Scores on the scale I'm using are both positives and negatives. I've
explored the data using both repeated cross-sectional cluster analyses
(to look at variation in patterns) and, for longitudinal analysis,
linear mixed modelling. The pattern I'm looking at
doesn't appear to be particularly linear, so I'm not sure that linear
mixed modelling is the best method to use.
Initial exploratory findings seem to show that there are four distinct
patterns in the data occurring longitudinally (high scorers, low
scorers, and two intermediate groups that score around the mean). I'd
really like to know if the same individuals have the
same pattern longitudinally. I'm pretty convinced that I need to use a
Growth Mixture Modelling technique to look at the data in a meaningful
way but I'm really not very sure how to go about it.
I'm very new to stata and have only just recently got to grips with the
basics for the purposes of linear mixed modelling. I've looked at the
GLLAMM manual (http://biostats.bepress.com/cgi/view...ext=ucbbiostat)
but am just finding it really complicated to follow with my rudimentary knowledge...!
I have three main questions that seem to have arisen over the course of my reading:
1) when you do Growth Mixture Modelling in GLLAMM, what format should
the data be in?
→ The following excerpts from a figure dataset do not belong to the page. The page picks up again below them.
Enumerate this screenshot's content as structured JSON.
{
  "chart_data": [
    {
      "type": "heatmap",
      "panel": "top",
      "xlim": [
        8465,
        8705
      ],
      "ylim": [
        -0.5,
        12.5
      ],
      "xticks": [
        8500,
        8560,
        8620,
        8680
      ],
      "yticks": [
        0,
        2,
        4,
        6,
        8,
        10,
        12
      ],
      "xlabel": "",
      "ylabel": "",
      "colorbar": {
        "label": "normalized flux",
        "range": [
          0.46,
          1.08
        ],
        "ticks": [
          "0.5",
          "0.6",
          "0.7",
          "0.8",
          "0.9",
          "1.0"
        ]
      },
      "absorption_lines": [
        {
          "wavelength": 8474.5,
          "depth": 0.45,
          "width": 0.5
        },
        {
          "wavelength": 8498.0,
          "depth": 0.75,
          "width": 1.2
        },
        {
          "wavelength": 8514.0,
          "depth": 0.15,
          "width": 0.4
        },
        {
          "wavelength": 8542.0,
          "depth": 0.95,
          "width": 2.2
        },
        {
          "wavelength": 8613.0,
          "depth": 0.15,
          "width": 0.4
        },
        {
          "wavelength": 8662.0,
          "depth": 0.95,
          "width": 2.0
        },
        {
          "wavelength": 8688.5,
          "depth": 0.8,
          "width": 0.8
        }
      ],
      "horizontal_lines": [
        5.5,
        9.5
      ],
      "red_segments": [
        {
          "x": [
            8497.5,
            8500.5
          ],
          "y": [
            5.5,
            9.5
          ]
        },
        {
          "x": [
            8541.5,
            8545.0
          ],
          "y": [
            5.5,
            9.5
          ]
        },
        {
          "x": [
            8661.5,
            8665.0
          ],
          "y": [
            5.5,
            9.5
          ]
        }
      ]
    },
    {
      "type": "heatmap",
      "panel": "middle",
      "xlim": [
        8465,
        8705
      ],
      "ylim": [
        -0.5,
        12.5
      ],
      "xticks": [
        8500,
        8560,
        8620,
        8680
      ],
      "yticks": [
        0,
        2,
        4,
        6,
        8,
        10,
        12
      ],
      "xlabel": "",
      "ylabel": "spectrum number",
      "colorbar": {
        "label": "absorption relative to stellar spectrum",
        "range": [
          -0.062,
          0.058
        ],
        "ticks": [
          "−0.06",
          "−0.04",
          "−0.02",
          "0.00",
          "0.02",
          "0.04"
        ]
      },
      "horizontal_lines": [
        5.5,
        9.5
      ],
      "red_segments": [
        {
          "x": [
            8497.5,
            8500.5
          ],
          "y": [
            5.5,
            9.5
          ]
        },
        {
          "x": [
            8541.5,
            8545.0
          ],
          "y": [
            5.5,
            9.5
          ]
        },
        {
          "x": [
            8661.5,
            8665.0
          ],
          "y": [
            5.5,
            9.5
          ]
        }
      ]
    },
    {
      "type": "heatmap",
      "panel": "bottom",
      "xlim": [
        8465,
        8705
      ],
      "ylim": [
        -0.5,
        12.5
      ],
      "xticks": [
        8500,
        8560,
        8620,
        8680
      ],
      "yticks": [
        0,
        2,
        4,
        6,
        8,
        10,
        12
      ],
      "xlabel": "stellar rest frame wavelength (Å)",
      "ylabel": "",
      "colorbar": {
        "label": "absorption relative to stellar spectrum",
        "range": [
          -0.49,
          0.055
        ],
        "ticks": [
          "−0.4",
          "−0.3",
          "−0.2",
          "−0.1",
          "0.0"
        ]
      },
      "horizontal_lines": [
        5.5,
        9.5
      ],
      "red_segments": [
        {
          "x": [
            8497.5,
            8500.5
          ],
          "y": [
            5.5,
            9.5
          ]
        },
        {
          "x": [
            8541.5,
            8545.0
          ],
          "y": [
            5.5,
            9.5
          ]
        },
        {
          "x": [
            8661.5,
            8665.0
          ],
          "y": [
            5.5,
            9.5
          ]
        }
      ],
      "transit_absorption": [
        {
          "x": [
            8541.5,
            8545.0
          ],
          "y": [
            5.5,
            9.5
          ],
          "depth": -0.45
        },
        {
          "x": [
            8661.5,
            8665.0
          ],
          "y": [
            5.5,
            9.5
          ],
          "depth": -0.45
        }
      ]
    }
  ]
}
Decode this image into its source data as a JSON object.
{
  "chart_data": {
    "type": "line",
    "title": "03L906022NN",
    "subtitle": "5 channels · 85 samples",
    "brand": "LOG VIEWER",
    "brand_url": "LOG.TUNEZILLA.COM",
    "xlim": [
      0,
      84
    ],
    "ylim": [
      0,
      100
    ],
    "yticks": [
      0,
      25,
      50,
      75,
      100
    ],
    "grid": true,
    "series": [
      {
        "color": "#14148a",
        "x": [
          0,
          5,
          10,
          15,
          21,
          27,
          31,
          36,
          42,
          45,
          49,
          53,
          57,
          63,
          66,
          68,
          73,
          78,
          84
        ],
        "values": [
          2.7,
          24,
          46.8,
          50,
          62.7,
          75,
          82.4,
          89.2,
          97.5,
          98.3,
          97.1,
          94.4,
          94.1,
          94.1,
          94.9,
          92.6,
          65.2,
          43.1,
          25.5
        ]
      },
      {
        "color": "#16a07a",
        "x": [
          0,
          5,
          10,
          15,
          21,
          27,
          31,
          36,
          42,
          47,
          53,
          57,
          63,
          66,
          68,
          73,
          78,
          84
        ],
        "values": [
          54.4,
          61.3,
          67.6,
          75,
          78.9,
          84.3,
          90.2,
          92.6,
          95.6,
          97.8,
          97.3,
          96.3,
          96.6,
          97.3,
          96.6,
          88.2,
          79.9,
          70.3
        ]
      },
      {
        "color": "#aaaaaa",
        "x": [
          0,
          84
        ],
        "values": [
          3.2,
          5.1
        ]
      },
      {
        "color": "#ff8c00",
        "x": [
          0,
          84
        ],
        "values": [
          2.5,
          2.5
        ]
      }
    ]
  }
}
Previously I'd restructured it for multilevel modelling
so that each participant's different visit was recorded on a different
line, but something I read in the GLLAMM manual
suggested otherwise for growth mixture modelling - is this right?
2) I know it's a big ask, but can anyone help to modify my xtmixed mixed
level modelling command into a gllamm growth mixture modelling command?
Data can be nested into two levels (participant, which looks like it
accounts for 60% of the variability; and original
disease subgroup, of which there were 4).
If it helps at all, my original xtmixed command looks like this:
xtmixed score time subgroup || Participant: time, cov(uns) mle var if Data_points>=3
3) If not, can anyone direct me towards a simple explanation of GLLAMM
procedures (without too much technical background reading!!)
Thanks for your time and help with this!